Now they've got their staff singing the aria. "I understand," I said stiffly. "This is a patient I'd like to transfer to Macy's because I think he needs a cystoscopy: his CT shows two kidney stones, one of which measures 1cm, that's 10mm."
Posted by: jayzee | June 08, 2009 at 11:34 AM
You'd take the call, because thats the decent thing to do, which is the kind of person you are.
Posted by: bill | March 26, 2009 at 07:56 AM
What KarenM said about hospital politics (and egos huffing and puffing about stupid things) getting in the way of patient care. Sigh.
Posted by: dragonfly | March 26, 2009 at 03:56 AM
Just from a patient standpoint, this is scary stuff. Hospital politics get in the way of appropriate patient care and the patient always is the one to take the brunt of it.

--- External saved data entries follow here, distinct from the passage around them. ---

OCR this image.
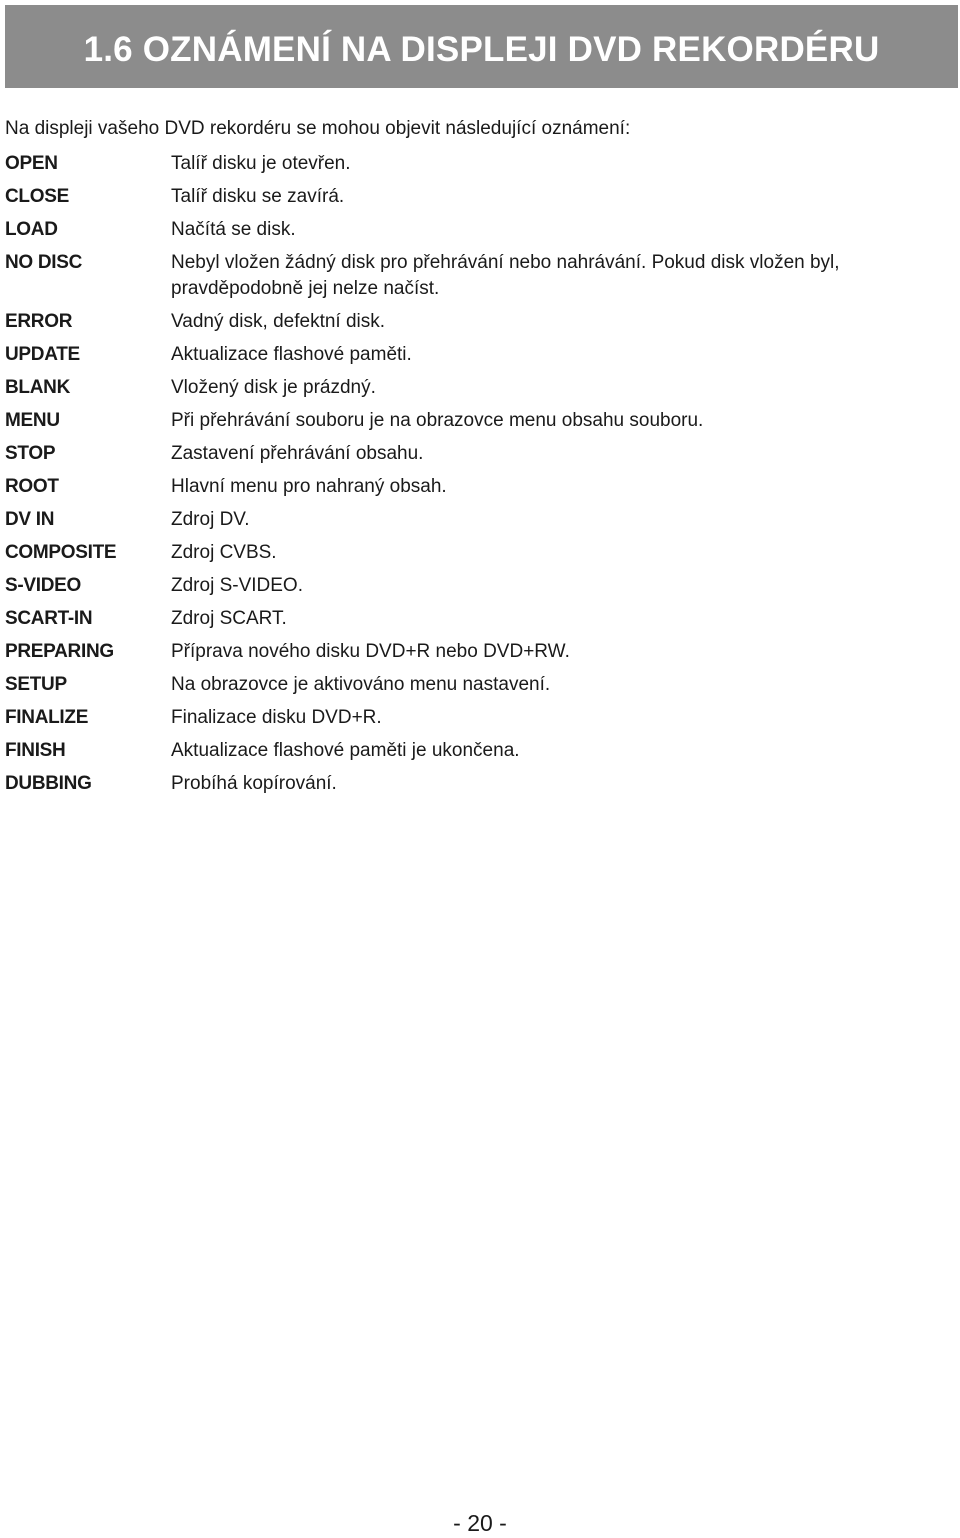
1.6 OZNÁMENÍ NA DISPLEJI DVD REKORDÉRU

Na displeji vašeho DVD rekordéru se mohou objevit následující oznámení:

OPEN	Talíř disku je otevřen.
CLOSE	Talíř disku se zavírá.
LOAD	Načítá se disk.
NO DISC	Nebyl vložen žádný disk pro přehrávání nebo nahrávání. Pokud disk vložen byl, pravděpodobně jej nelze načíst.
ERROR	Vadný disk, defektní disk.
UPDATE	Aktualizace flashové paměti.
BLANK	Vložený disk je prázdný.
MENU	Při přehrávání souboru je na obrazovce menu obsahu souboru.
STOP	Zastavení přehrávání obsahu.
ROOT	Hlavní menu pro nahraný obsah.
DV IN	Zdroj DV.
COMPOSITE	Zdroj CVBS.
S-VIDEO	Zdroj S-VIDEO.
SCART-IN	Zdroj SCART.
PREPARING	Příprava nového disku DVD+R nebo DVD+RW.
SETUP	Na obrazovce je aktivováno menu nastavení.
FINALIZE	Finalizace disku DVD+R.
FINISH	Aktualizace flashové paměti je ukončena.
DUBBING	Probíhá kopírování.

- 20 -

Thanks for exposing what happens all too frequently.
KarenM in NC
Posted by: Karen Moeller | March 24, 2009 at 11:20 AM
Here's the dish on this one. Dr. Attitude is a pain for you, but as a patient, I wouldn't want him for a doctor. If he's treating a collegue this way, how do you think he's treating his patients?
Posted by: emmy | March 24, 2009 at 04:58 AM
One: God, if I have a 10mm stone in my ureter do not let me survive unless there is ample morphine available to gork me for at least a year. Two: I am going to damn the ancestors of everybody who irritates me today. That is a classically good line. Thank you much for sharing.